Monday, Aug. 10, 1925
42
As it does to many men, a 42nd birthday came to Benito Mussolini, Premier of Italy. The War Department, of which the Premier is chief, marked the event by presenting Signor Mussolini with a large-calibre shell case, handsomely engraved. One engraving depicted the Premier as a corporal of the bersaglieri (sharpshooters) in the trenches. Another pictured him as a wounded soldier. A third, as Minister of War.
But the life of Benito Mussolini can be thrown into greater antitheses. Born in the town of Forli (some accounts say Varano di Costa), he heard his father at an early age declaiming against the constituted state of society. His father was a convinced revolutionary, and like father little Benito grew to be. Had it not been for his devout mother, he might never have received an education --such as it was--at the normal school of Forlimpopoli, a nearby village to which the Mussolinis had moved.
The days of his education over, he repaired, still at a tender age, to Switzerland where, to earn his living and pay his way through Lausanne University, he became a manual laborer. Subsequently, his revolutionary activities resulted in his being evicted from one Swiss canton after another; and, when he tried his fortune at journalism in Austria, he rapidly met a like fate at the hands of Emperor Franz Josef's soldiers.
Back to Italy he went. At Milan he joined forces with the prominent Socialist Signor Bissolati, whom several years later he helped to expel from the Socialist Party. At this time, he was an uncompromising extremist, believing in force as the only means to win republicanism for Italy. At the beginning of the War, he was still a revolutionist, a republican. He wrote in the Socialist paper Avanti, of which he had previously become the editor: "We do not want war, because we are striving . . . to destroy the prestige of the dynasty, the Army and the State."
It is usual to assume that Signor Mussolini's volte face from Socialism was a sudden thing; but this is erroneous. In the autumn of 1914, he founded Il Popolo d'ltalia, in which he advocated participation in the War on the side of the Allies, whereas he had been against intervention. The Socialists expelled him from the Party, but Mussolini remained a Socialist at heart, his revolutionary spirit unchecked.
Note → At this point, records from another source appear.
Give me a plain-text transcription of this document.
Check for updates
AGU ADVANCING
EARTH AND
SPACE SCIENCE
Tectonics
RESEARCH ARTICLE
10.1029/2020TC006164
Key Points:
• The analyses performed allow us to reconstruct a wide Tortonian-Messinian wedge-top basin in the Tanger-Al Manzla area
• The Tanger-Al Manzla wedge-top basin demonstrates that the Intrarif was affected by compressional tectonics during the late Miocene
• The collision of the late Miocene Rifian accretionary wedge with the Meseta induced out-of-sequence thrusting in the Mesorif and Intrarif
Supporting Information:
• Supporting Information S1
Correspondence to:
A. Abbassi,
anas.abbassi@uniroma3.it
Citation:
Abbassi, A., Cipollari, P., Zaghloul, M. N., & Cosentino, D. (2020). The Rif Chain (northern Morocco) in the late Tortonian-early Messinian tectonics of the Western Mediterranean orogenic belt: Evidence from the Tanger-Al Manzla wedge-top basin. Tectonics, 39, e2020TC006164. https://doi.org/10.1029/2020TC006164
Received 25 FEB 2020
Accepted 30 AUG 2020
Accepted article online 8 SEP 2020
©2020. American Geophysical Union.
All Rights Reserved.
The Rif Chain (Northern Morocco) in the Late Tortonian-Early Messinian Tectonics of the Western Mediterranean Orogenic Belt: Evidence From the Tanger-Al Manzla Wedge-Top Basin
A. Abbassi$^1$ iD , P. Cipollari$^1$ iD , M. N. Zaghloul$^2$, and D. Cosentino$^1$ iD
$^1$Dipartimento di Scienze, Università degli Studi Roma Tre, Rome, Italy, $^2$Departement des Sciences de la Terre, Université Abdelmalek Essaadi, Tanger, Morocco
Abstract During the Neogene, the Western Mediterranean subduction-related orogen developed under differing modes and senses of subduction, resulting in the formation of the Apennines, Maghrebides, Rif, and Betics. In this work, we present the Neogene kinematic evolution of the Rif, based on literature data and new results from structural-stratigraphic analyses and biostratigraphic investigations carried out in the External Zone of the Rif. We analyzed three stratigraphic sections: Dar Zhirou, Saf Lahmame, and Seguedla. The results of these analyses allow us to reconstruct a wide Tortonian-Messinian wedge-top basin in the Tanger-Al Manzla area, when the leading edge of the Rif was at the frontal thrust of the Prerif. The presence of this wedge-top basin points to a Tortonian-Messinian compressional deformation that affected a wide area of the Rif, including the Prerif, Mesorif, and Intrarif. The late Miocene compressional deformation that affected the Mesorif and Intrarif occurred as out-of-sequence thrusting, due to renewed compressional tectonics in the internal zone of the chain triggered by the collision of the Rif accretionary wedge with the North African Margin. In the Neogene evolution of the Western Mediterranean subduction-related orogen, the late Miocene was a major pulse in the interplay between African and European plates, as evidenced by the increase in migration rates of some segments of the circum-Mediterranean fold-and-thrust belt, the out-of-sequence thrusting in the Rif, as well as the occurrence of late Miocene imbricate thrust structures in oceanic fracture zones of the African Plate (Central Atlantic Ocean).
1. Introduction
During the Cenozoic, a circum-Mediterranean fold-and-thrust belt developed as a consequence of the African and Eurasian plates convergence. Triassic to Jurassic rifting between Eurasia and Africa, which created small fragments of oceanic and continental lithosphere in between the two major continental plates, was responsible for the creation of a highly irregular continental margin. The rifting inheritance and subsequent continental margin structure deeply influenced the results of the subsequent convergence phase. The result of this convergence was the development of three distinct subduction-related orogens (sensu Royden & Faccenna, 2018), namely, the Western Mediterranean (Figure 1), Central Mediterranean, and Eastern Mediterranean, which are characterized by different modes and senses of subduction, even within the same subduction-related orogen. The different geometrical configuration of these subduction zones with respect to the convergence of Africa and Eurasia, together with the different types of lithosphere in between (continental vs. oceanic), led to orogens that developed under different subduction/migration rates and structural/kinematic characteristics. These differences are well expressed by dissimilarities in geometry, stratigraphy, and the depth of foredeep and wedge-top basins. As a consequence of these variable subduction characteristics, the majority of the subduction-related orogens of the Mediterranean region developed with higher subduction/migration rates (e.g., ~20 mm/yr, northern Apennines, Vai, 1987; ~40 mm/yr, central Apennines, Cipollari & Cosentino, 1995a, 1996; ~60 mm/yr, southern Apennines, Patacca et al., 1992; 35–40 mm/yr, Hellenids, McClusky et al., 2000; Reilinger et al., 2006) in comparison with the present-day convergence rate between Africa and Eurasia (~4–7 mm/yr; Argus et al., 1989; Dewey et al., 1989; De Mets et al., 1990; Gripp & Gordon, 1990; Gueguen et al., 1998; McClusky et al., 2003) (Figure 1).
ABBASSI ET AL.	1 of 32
After Italy had declared war against Austria, he joined the corpo dei bersaglieri, went to the front and was in 1917 wounded. Returning to Milan, he worked faithfully and loyally in the Allied interests in his newspaper and, by the end of the War, he was a confirmed Nationalist. Soon after, finding that
Nationalism and Socialism would not mix, he turned his back on the latter. It was only after several years that he had changed his political convictions.
He was astute enough to see that Bolshevism was the most dangerous enemy which Italy had, and to see that Italy's politicians were wasting the fruits of the victory. The men to whom he could appeal were the ex-service men and, with the rare sagacity born of a natural politician, he began to organize these into the Fasci Italiani di Combattimento (later the Fascist Party) "for the vindication of the victory, the rights of ex-service men and the liberty of the world."
If Mussolini was not now a Socialist he was--just as he is today--every bit a revolutionist. It is an atavistic trait. The exploits of d'Annunzio in seizing Fiume called forth his sympathy and from then until the Treaty of Rapallo (1920) was signed, Il Popolo d'ltalia supported the poet. After Fiume had been delivered safely, Signor d'An- nunzio went into self-imposed seclusion and Benito Mussolini, champion of d'Annunzio, found himself championed in turn by the admirers of the poet. And so it came about that he, first and foremost a revolutionary politician, led the Fascist legions to Rome in 1922 and began the revolution for which every fibre in his body ached.
Premier Mussolini has been compared by some to Atlas, Hercules, Julius Caesar, Septimius Severus, Cromwell, Napoleon, etc. It would, perhaps, be premature to place him among great Italians, let alone the great of the earth. In a sense the Premier still has to achieve permanent success. What he has done for Italy is indeed immense; but who can say that it is permanent ? Many feel that his dictatorship has been harmful ; few deny that his rule is not strictly personal. But who can say that with the man Fascism and all it stands for will disappear?
The future will decide more accurately the greatness of Premier Mussolini. For the present it can be said that he is the strongest man that Italy has had since Cavour. That he is also a man of high moral integrity with a magnetic personality, no one who has looked into his eyes and grasped his hand can for a second deny. And yet with all his serious earnestness there is a touch of pathos. He scorns democracy. That is understandable enough. But every speech of his is filled with that same flight of hyperbole that he despises in others. One day he adjures his Fascisti to keep the peace; the next, carried away by his own force, he incites them to violence. Yet, it may be doubted if Italy is more turbulent than it was; certainly, economically, she is far more stable.